États-Unis - Peine de mort : Bush et Gore d’accord pour exécuter

17 Novembre 2000

Pendant le show de la campagne électorale présidentielle américaine, les exécutions de condamnés à mort n'ont pas cessé. Cinq condamnés ont été exécutés depuis le début novembre, dont deux au Texas, Etat dont George W. Bush est le gouverneur républicain.

Depuis 1976, année où la Cour suprême a rétabli la peine de mort aux Etats-Unis, 673 détenus ont été exécutés. Loin de diminuer, le rythme des exécutions s'envole : quatorze en 1991, quarante-cinq en 1996, quatre-vingt dix-huit l'an passé et déjà soixante-quinze depuis le début de l'année 2000. Le nombre de graciés lui, laisse peu d'espoir aux condamnés : une grâce seulement depuis le début de l'année.

En matière de peine de mort, chaque Etat dispose de sa législation. Ainsi douze Etats l'ont abolie, alors que 38 autres l'ont rétablie, et dans 31 Etats l'on exécute. Par ailleurs, la peine de mort a été rétablie en 1988 au niveau fédéral.

Les Etats-Unis sont aussi un des rares pays, avec le Pakistan, la République Islamique d'Iran, l'Arabie Saoudite et le Yémen, à condamner à mort des mineurs, la Cour suprême ayant établi l'âge minimum à 16 ans. Neuf personnes ont ainsi été exécutées pour des délits commis, alors qu'elles étaient mineures.

L'arriération mentale ne fait pas non plus reculer les juges, procureurs et gouverneurs : on évalue à trente le nombre de retardés mentaux exécutés depuis 1976. Le 9 août dernier, George W. Bush a refusé d'annuler l'exécution de Oliver Cruz, incapable de l'aveu même des policiers de comprendre ses droits au moment de son arrestation et considéré comme retardé mental.
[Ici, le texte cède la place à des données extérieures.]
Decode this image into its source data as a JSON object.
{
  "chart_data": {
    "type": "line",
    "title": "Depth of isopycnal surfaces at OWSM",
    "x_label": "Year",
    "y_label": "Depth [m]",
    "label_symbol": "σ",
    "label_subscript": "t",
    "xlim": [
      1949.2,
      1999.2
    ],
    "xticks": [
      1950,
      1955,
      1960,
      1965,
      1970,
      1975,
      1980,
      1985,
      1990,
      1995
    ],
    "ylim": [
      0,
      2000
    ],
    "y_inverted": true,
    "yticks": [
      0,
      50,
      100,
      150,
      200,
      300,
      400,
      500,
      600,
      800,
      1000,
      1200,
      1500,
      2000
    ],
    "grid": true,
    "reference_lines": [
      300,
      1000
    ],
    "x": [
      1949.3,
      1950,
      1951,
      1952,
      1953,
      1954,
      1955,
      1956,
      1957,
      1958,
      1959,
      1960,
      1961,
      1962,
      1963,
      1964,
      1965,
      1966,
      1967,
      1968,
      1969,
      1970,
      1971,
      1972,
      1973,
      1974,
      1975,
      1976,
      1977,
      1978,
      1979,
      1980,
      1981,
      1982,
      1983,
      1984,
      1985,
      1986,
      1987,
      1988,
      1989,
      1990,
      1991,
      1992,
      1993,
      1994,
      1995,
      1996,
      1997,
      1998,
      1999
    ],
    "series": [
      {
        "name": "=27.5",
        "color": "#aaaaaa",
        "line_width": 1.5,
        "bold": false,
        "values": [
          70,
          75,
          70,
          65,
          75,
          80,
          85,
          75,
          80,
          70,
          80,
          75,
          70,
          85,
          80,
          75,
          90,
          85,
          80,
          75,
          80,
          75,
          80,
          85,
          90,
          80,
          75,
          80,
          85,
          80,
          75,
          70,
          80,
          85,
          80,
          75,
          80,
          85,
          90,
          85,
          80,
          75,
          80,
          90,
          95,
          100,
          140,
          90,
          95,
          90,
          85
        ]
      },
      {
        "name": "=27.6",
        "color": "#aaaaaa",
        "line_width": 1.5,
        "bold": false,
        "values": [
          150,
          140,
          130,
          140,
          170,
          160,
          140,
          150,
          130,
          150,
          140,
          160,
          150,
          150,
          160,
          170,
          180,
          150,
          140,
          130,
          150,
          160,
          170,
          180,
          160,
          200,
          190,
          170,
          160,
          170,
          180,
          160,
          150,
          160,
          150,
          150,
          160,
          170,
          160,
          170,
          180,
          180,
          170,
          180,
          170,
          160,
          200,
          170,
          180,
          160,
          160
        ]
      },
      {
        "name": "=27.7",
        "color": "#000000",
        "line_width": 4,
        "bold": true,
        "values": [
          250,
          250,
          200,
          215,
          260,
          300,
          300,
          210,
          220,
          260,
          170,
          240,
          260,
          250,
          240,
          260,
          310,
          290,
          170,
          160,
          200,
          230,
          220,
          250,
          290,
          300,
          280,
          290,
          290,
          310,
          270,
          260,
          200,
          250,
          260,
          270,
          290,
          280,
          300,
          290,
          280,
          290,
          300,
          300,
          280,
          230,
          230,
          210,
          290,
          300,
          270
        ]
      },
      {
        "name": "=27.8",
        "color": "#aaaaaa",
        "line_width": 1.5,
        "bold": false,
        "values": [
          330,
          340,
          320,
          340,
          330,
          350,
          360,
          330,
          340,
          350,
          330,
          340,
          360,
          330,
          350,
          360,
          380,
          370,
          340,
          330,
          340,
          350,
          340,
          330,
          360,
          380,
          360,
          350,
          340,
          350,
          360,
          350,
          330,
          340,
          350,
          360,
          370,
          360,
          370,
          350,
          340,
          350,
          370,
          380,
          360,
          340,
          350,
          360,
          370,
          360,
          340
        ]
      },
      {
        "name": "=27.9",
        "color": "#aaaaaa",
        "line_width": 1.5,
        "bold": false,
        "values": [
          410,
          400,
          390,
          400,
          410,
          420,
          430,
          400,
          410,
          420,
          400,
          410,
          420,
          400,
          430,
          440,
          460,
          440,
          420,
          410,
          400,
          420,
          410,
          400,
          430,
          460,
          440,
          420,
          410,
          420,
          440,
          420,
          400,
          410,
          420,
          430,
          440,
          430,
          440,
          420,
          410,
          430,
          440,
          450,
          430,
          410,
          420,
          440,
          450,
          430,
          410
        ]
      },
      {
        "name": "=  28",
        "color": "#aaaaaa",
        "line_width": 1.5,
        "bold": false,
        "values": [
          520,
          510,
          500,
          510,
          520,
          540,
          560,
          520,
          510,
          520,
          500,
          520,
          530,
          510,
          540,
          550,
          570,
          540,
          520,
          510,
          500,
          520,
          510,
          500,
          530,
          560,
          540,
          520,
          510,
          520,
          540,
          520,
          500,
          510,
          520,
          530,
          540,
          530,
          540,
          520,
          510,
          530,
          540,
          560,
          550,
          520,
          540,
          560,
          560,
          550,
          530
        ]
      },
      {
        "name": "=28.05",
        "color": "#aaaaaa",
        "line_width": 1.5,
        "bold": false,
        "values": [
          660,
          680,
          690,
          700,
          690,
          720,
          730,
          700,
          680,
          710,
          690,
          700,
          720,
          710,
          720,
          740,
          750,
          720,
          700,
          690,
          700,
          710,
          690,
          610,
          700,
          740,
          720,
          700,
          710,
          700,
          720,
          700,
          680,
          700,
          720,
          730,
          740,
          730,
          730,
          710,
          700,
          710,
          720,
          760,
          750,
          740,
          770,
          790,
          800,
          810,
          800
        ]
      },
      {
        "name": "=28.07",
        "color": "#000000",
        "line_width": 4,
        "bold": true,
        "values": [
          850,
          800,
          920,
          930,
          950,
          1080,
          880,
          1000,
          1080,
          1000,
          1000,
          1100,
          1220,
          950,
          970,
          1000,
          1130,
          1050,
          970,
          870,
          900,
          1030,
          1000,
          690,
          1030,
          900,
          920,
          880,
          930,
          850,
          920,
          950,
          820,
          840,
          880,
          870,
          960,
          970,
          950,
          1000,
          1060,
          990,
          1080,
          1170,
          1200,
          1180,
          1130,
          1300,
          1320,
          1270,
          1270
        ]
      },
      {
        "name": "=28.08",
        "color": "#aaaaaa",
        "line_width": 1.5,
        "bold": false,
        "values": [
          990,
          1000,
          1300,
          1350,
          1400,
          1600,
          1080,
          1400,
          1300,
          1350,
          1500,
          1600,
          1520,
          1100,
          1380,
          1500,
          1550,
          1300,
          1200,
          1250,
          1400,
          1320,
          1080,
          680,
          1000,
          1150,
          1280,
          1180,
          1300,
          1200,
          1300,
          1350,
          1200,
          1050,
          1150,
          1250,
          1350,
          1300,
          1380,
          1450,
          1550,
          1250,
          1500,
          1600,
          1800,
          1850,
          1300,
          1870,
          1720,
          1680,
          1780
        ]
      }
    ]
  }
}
L'Etat du Texas, que gouverne Georges W. Bush est sans aucun doute le plus féroce en la matière. Un tiers des exécutions y ont lieu. Mais les républicains n'ont pas le monopole de la barbarie et ne sont pas les seuls à faire de l'assassinat légal un sinistre argument électoral. Dans bon nombre d'Etats gouvernés par les démocrates, comme en Arkansas ou en Californie, la peine de mort est instituée. En 1992, Bill Clinton, qui était alors gouverneur démocrate de l'Arkansas, choisit même d'interrompre sa campagne électorale pour assister à l'exécution d'un condamné.

Une fois élu président, le même Clinton aggrava la législation fédérale en matière de peine capitale. Ainsi, en 1996, il profita d'une loi sur le terrorisme pour restreindre les possibilités de recours en appel des condamnés. Il fit aussi passer au niveau fédéral de deux à soixante le nombre de délits pouvant entraîner la condamnation à mort. Enfin depuis 1995, l'aide juridictionnelle aux inculpés a été considérablement réduite et bon nombre de condamnés à mort n'ont pas les moyens d'avoir une représentation juridique.

Quant aux prétendants à la succession de Clinton, son poulain Al Gore n'est pas un adversaire de la peine de mort. Bush est un boucher qui se déclare fier de l'être, mais Gore s'est gardé de s'en différencier. Il s'est même déclaré "fortement favorable à la peine de mort" pendant la campagne.

Avec Gore ou avec Bush, ces sinistres "couloirs de la mort", où les condamnés attendent leur exécution, ne vont malheureusement pas désemplir.